| I think technology can help. Your point about people being emotionally invested and biased is a valid one. There are a lot of smart people on both sides of the political spectrum, so, a while ago I decided to venture into the other side. I listened to all the popular talking heads and read what they read and spoke to many of them to find out what they believe and why. I found it hard to believe that so many people are suffering from mass delusion, so, I asked friends and family what they believed. I tried, the best I could, to put myself in their shoes and remove my own biases. In my very unscientific little, flawed study with a far too small sampling of people I found out a few things that everyone probably already knows: 1. Confirmation bias is real.
Yes of course people tend to read the news they agree with, but, they also live and work around people who they mostly agree with. You are the average of the 5 people you associate with most. 2. Social Proof is a big factor.
Is EXTREMELY difficult to change your viewpoint because you are fighting against social proof. Have you ever noticed that young people tend to dress the same as their friends. You'll see two young people walking along and wearing just a slight variation of the exact same outfit. Two 16 year old boys both wearing striped shirt, hat on backwards, ripped jeans and untied basketball shoes. That is social proof. https://www.wikiwand.com/en/Social_proof Now imagine coming into your job where you are among your peers saying the opposite of what all of us believed yesterday: you'd be rejected even if it was based on evidence. Don Draper knew it: https://www.youtube.com/watch?v=S9rrhKgusYs 3. They simply focus on different subject matter.
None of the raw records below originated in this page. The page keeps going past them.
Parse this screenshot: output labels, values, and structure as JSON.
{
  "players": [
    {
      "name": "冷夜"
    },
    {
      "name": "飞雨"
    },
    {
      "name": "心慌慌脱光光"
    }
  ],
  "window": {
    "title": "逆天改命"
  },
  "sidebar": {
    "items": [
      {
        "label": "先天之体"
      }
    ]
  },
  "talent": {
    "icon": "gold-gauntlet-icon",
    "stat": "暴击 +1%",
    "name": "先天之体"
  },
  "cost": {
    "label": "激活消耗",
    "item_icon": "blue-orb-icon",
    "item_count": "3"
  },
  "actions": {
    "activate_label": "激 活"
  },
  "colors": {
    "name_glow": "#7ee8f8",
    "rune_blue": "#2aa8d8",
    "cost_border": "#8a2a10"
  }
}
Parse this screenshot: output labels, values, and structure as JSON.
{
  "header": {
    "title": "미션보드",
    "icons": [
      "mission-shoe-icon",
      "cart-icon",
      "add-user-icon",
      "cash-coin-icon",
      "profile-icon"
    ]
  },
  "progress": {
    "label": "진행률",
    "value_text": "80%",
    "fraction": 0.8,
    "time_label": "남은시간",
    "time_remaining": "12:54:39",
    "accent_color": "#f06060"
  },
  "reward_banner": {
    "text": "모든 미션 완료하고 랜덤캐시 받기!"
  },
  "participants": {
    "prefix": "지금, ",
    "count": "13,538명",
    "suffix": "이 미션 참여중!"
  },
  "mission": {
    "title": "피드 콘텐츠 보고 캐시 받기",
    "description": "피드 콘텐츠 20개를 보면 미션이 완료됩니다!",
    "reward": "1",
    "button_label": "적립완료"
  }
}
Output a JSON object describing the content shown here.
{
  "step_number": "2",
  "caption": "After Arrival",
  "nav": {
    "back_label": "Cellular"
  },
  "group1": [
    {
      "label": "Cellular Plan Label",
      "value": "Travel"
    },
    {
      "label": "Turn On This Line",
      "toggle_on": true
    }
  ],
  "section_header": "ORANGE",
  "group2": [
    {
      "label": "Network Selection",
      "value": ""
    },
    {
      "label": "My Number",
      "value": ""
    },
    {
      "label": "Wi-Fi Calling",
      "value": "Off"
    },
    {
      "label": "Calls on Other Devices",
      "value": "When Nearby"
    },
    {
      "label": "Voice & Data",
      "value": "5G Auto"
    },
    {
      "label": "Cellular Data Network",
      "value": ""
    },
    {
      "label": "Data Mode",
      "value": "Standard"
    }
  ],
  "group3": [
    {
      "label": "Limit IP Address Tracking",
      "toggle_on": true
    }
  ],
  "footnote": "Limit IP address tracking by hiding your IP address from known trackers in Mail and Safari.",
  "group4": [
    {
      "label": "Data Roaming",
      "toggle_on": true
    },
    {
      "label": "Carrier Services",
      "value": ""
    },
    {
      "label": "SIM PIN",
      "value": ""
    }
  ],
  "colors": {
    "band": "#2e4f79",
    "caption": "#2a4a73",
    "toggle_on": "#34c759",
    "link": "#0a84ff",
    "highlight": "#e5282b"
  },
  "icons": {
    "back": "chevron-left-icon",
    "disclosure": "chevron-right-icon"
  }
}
Not "alternative facts" different things all together; "Spin". "Yes my politician did do the horrible thing you are saying, BUT, look at THIS great honest thing he did." 4. Its exhausting.
You are attempting to fight against the belief system that you've trusted and your peers support possibly your whole life. You are hearing and reading things that you have a negative visceral reaction to and it's very, VERY hard to keep listening to or reading it. -- The idea that an average person can spend the time to find out what is actually, objectively, completely true is unrealistic. In my opinion a great first step is to give everyone a quick, free, way that simply points to the source of each story. That eliminates the echo chamber and cuts through a lot of bullshit. At that point we can at least think about some sort of truth level indicator. |
I don't have a clearly defined political identity, so, mostly by accident at first, I tried changing my own ideology. I discovered every ideology has a pretty much coherent worldview. Just frame the world in a way that's unjust, and threatens you personally in some way, assign low social status to opponents, and make it a part of my identity. It's crazy how I managed to identify with everyone from the social-justice-left to the alt-right, including the Clintonites, Trumpers and social conservatives in between). Fun to do if you want to learn about cognitive dissonance.
The only thing that determines which ideology you end up with isn't facts, but temperament (personality) and social circle.
All of these ideologies are coherent, and therefore don't provoke much cognitive dissonance (if they did these ideologies wouldn't be evolutionarily "fit", and the ideologies would die out). BTW, if Facebook wanted to be more evil/involved, they could change the political opinions of vast swathes of the population by deliberately triggering cognitive dissonance, and then exposing them to material from the other side when they're much more receptive to it. The only reason why that doesn't work so often currently is that cognitive dissonance hasn't yet been completely weaponized, but as we understand it more, it will be.